Czechoslovakia, for example, once a showcase of European engineering, has for some time been meeting increasing criticism both of the quality and costs of its products. These days even its Eastern bloc partners are much more exacting.
In debate about the direction of the proposed Comecon summit, Hungary is an unequivocal supporter both of domestic economic reform and more active ties with the Western and world economy at large.
Jozsef Marjai, Hungarian deputy premier, has reaffirmed that, to meet present difficulties, Hungary has to expand and diversify its economic links. Cooperation within the Communist bloc was ''irreplaceable,'' he said, but Hungary could neither exist nor develop without an economy open in all directions, and it would resist any endeavor to limit such broad relations.

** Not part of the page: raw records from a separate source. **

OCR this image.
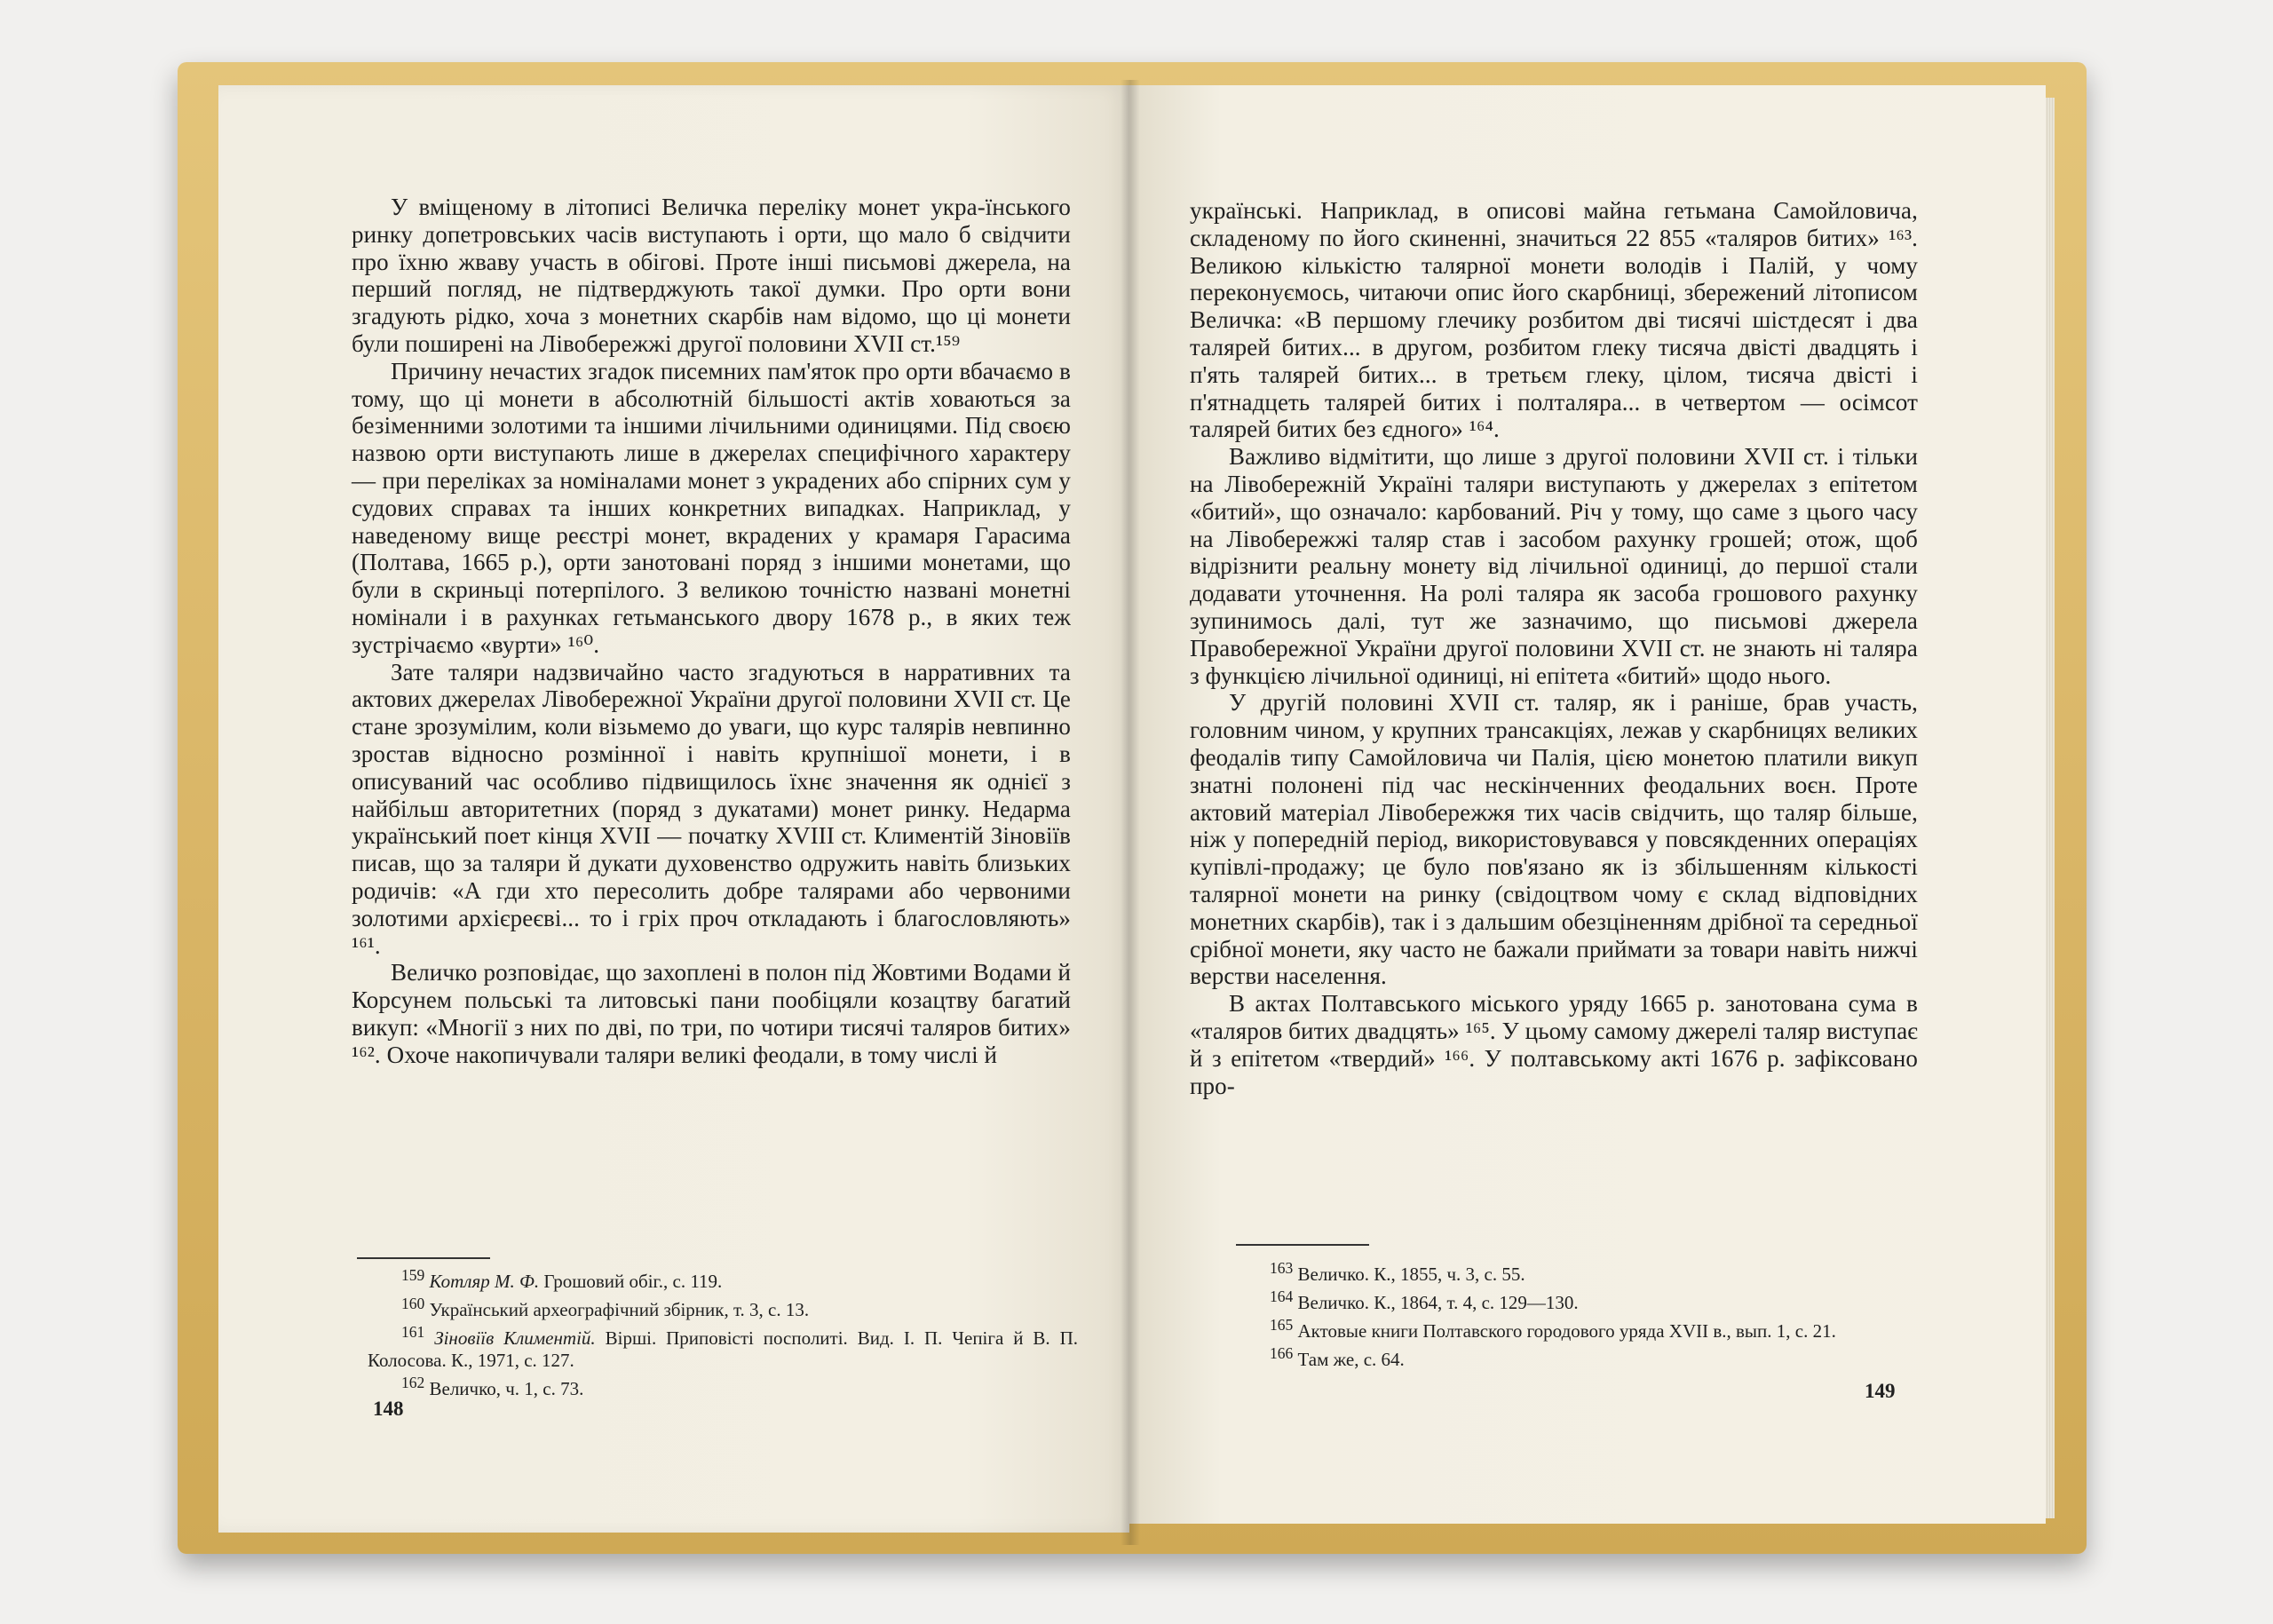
У вміщеному в літописі Величка переліку монет укра-їнського ринку допетровських часів виступають і орти, що мало б свідчити про їхню жваву участь в обігові. Проте інші письмові джерела, на перший погляд, не підтверджують такої думки. Про орти вони згадують рідко, хоча з монетних скарбів нам відомо, що ці монети були поширені на Лівобережжі другої половини XVII ст.¹⁵⁹

Причину нечастих згадок писемних пам'яток про орти вбачаємо в тому, що ці монети в абсолютній більшості актів ховаються за безіменними золотими та іншими лічильними одиницями. Під своєю назвою орти виступають лише в джерелах специфічного характеру — при переліках за номіналами монет з украдених або спірних сум у судових справах та інших конкретних випадках. Наприклад, у наведеному вище реєстрі монет, вкрадених у крамаря Гарасима (Полтава, 1665 р.), орти занотовані поряд з іншими монетами, що були в скриньці потерпілого. З великою точністю названі монетні номінали і в рахунках гетьманського двору 1678 р., в яких теж зустрічаємо «вурти» ¹⁶⁰.

Зате таляри надзвичайно часто згадуються в нарративних та актових джерелах Лівобережної України другої половини XVII ст. Це стане зрозумілим, коли візьмемо до уваги, що курс талярів невпинно зростав відносно розмінної і навіть крупнішої монети, і в описуваний час особливо підвищилось їхнє значення як однієї з найбільш авторитетних (поряд з дукатами) монет ринку. Недарма український поет кінця XVII — початку XVIII ст. Климентій Зіновіїв писав, що за таляри й дукати духовенство одружить навіть близьких родичів: «А гди хто пересолить добре талярами або червоними золотими архієреєві... то і гріх проч откладають і благословляють» ¹⁶¹.

Величко розповідає, що захоплені в полон під Жовтими Водами й Корсунем польські та литовські пани пообіцяли козацтву багатий викуп: «Многії з них по дві, по три, по чотири тисячі таляров битих» ¹⁶². Охоче накопичували таляри великі феодали, в тому числі й

$^{159}$ Котляр М. Ф. Грошовий обіг., с. 119.

$^{160}$ Український археографічний збірник, т. 3, с. 13.

$^{161}$ Зіновіїв Климентій. Вірші. Приповісті посполиті. Вид. І. П. Чепіга й В. П. Колосова. К., 1971, с. 127.

$^{162}$ Величко, ч. 1, с. 73.

148

українські. Наприклад, в описові майна гетьмана Самойловича, складеному по його скиненні, значиться 22 855 «таляров битих» ¹⁶³. Великою кількістю талярної монети володів і Палій, у чому переконуємось, читаючи опис його скарбниці, збережений літописом Величка: «В першому глечику розбитом дві тисячі шістдесят і два талярей битих... в другом, розбитом глеку тисяча двісті двадцять і п'ять талярей битих... в третьєм глеку, цілом, тисяча двісті і п'ятнадцеть талярей битих і полталяра... в четвертом — осімсот талярей битих без єдного» ¹⁶⁴.

Важливо відмітити, що лише з другої половини XVII ст. і тільки на Лівобережній Україні таляри виступають у джерелах з епітетом «битий», що означало: карбований. Річ у тому, що саме з цього часу на Лівобережжі таляр став і засобом рахунку грошей; отож, щоб відрізнити реальну монету від лічильної одиниці, до першої стали додавати уточнення. На ролі таляра як засоба грошового рахунку зупинимось далі, тут же зазначимо, що письмові джерела Правобережної України другої половини XVII ст. не знають ні таляра з функцією лічильної одиниці, ні епітета «битий» щодо нього.

У другій половині XVII ст. таляр, як і раніше, брав участь, головним чином, у крупних трансакціях, лежав у скарбницях великих феодалів типу Самойловича чи Палія, цією монетою платили викуп знатні полонені під час нескінченних феодальних воєн. Проте актовий матеріал Лівобережжя тих часів свідчить, що таляр більше, ніж у попередній період, використовувався у повсякденних операціях купівлі-продажу; це було пов'язано як із збільшенням кількості талярної монети на ринку (свідоцтвом чому є склад відповідних монетних скарбів), так і з дальшим обезціненням дрібної та середньої срібної монети, яку часто не бажали приймати за товари навіть нижчі верстви населення.

В актах Полтавського міського уряду 1665 р. занотована сума в «таляров битих двадцять» ¹⁶⁵. У цьому самому джерелі таляр виступає й з епітетом «твердий» ¹⁶⁶. У полтавському акті 1676 р. зафіксовано про-

$^{163}$ Величко. К., 1855, ч. 3, с. 55.

$^{164}$ Величко. К., 1864, т. 4, с. 129—130.

$^{165}$ Актовые книги Полтавского городового уряда XVII в., вып. 1, с. 21.

$^{166}$ Там же, с. 64.

149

Hungarian economist Laszlo Csaba pointed out that trade among Comecon countries accounts for only 6 percent of the world total and that the prices within the other 94 percent of world trade form the basis for the Comecon economies, even in their trading with one another.
He dismissed the view that superpower quarrels necessarily preclude NATO and Warsaw Pact states pursuing mutual economic interest. (The Siberian pipeline controversy would seem to support his argument.)
Instead, he forecast a period of ''peaceful coexistence'' albeit not detente, in which, despite military and ideological ''competition,'' those in both groupings would have to recognize a mutual dependence and interest that could even act as a stabilizing influence in otherwise disturbed international relations.
He pointed out that seven years ago 70 percent of Comecon's standard fuels came from its own sources, mostly from the Soviet Union. By 1980, with greatly increased need, only 60 percent was produced within the bloc. By 1990, the need will be 1 billion tons, and only half of it will come from Comecon countries.
There will be no choice but to look for more outside.
Hungarians say that other Comecon states besides themselves and Romania should join the International Monetary Fund and the World Bank.
World Bank membership, economist Csaba said, would help increase exports to developing countries - on which the bloc trade is losing out at present - and IMF credits would tide Comecon members over difficult times and help them avoid forever hovering on the ''brink of technical bankruptcy.''
Hungary already has many cooperation-partnership arrangements with Western concerns. Bulgaria is forging similar links. Neither Czechoslovakia, with a stubbornly stagnant economy, nor Romania, which has not only debts but also Polish-sized food queues, has taken on the venture-minded pragmatism of Budapest and Sofia.
Playing host to an East-West economists' symposium recently, Bulgarian leader Todor Zhivkov extolled his country's progress in healthy growth rates, stable living standards, a positive trade balance, and innovations in more substantial ties with the West.
The first practical result in newly authorized joint ventures - in addition to the opening of those Pierre Cardin boutiques and a Pizza Hut contract with Pepsico - is a joint industrial investment with the British Perkins group. Bulgaria will build the company's famous engines as a full partner in Perkins' trade network around the world.